Generation of porous microcellular 85/15 poly (dl-lactide-co-glycolide) foams for biomedical applications

Abstract

Porous 85/15 poly (dl-lactide-co-glycolide) or PLGA foams were produced by the pressure quench method using supercritical CO₂ as the blowing agent. The rate of CO₂ uptake and CO₂ equilibrium concentration in PLGA at different processing conditions were studied by performing sorption experiments. The effects of saturation pressure and temperature on average cell size and relative density of the resulting foams were also studied. The time required to approach equilibrium exhibited a minimum with increasing saturation pressure. The diffusion coefficient and equilibrium concentration of CO₂ in PLGA increased with an increasing pressure in an approximately linear relationship. Porous PLGA foams were generated with relative densities ranging from 0.107 to 0.232. Foams showed evidence of interconnected cells with porosities as high as 89%. The pore size ranged from 30 to 100 μm.

Introduction

Porous biodegradable polymer matrices are widely used in biomedical applications such as tissue engineering and guided tissue regeneration. Porous polymer matrices are used for both in vitro cell seeding and in vivo cell transplantation in tissue engineering studies [1], [2], [3], [4]. The matrix provides a temporary support for cell growth and is also used to deliver growth factors to the growing cells. As the cells grow within the polymeric scaffold, they secrete their own support matrix and the polymer, which is no longer needed, degrades over time. In guided tissue regeneration a polymer scaffold is placed directly into the body to encourage cellular growth in vivo [5], [6], [7], [8]. In this type of biomedical application, the porous biodegradable polymer functions as a size selective membrane and promotes cell growth at specific sites (e.g. bone regeneration) in the body by allowing nutrients and wastes to permeate while preventing the migration of undesirable cells and tissues to the healing site. Because the polymer's chemical composition and foam morphology (pore size, shape, and interconnectivity) can affect cellular growth, an ideal polymeric foam for tissue engineering and guided tissue regeneration should be highly porous to allow cell seeding and cell growth into the matrix. Overtime, the polymer matrix should also degrade into chemically benign components, which are not harmful to the growing cells.
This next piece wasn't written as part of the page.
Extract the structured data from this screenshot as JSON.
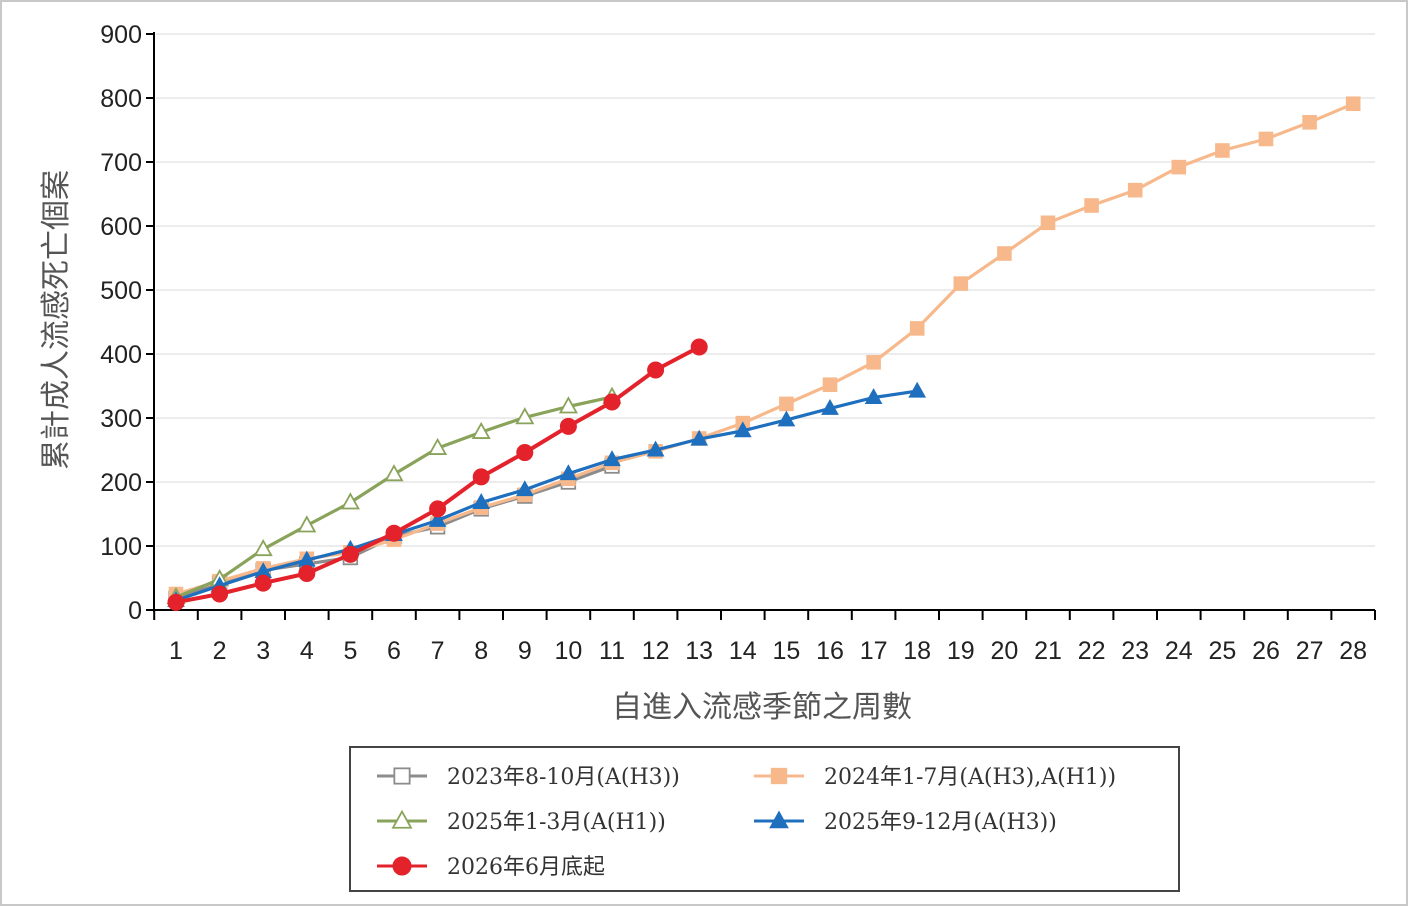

Poly (lactic-co-glycolic) acid or PLGA is one of the most commonly used biodegradable polymers for fabricating porous foams for biomedical applications. PLGA is a desirable polymer because it biodegrades into lactic and glycolic acid, relatively harmless to the growing cells, and its use in other in vivo applications such as resorbable sutures has been approved by the Food and Drug Administration [9]. Also, the degradation rate of PLGA can be controlled by varying the ratio of its co-monomers, lactic acid and glycolic acid [10]. The techniques reported for generating porous PLGA foams include solvent casting–particulate leaching, fiber weaving, and phase separation [11], [12], [13], [14]. Although, PLGA foams with porosities as high as 95% and cell sizes ranging from 20 to 500 μm have been reported, a big drawback to these techniques is that they utilize organic solvents in the fabrication process. Residues of organic solvents left in the polymer after processing may be harmful to the transplanted cells in biomedical studies and can inactivate many biologically active factors (e.g. growth factors). Therefore, a pressure quench method using supercritical CO₂ as the blowing agent was employed to fabricate PLGA foams in our investigation.

The pressure quench method was used to produce polymer foams because it does not involve the use of organic solvents, required by other techniques of fabricating polymers into foams e.g. solvent casting/particulate leaching and phase separation techniques. Fig. 1 shows a simplified schematic of the pressure quench method. This method has two steps. A thermoplastic sample is placed in a pressure vessel and saturated with an inert gas, typically CO₂ in the supercritical region. CO₂ is used because it is chemically inert and highly soluble in most polymers. Upon a prolonged exposure to supercritical CO₂ at high pressure, the polymer absorbs enough gas to lower its glass transition temperature below the processing temperature of the pressure vessel, resulting in a polymer/gas solution. The second step is to rapidly drop the pressure to ambient pressure. This rapid quench in pressure decreases the CO₂ solubility in polymer and causes bubble nucleation due to super-saturation. As the bubbles grow the gas concentration in the polymer drops until the effective T_g of the polymer is above the temperature in the pressure vessel. The rapid depressurization of the vessel also causes the temperature in the vessel to drop, possibly limiting cell growth.

Several different research groups have produced open cell foams for biomedical applications using the pressure quench method [15], [16], [17]. The materials used were PLA, PGA, and PLGA. These polymers typically have glass transition temperatures in the range of 40–50°C, and therefore supercritical pressures are not required to depress the T_g enough to use the pressure quench foaming method. These polymers are quickly degraded by heat and water, so it is desirable to use a foaming method that requires neither.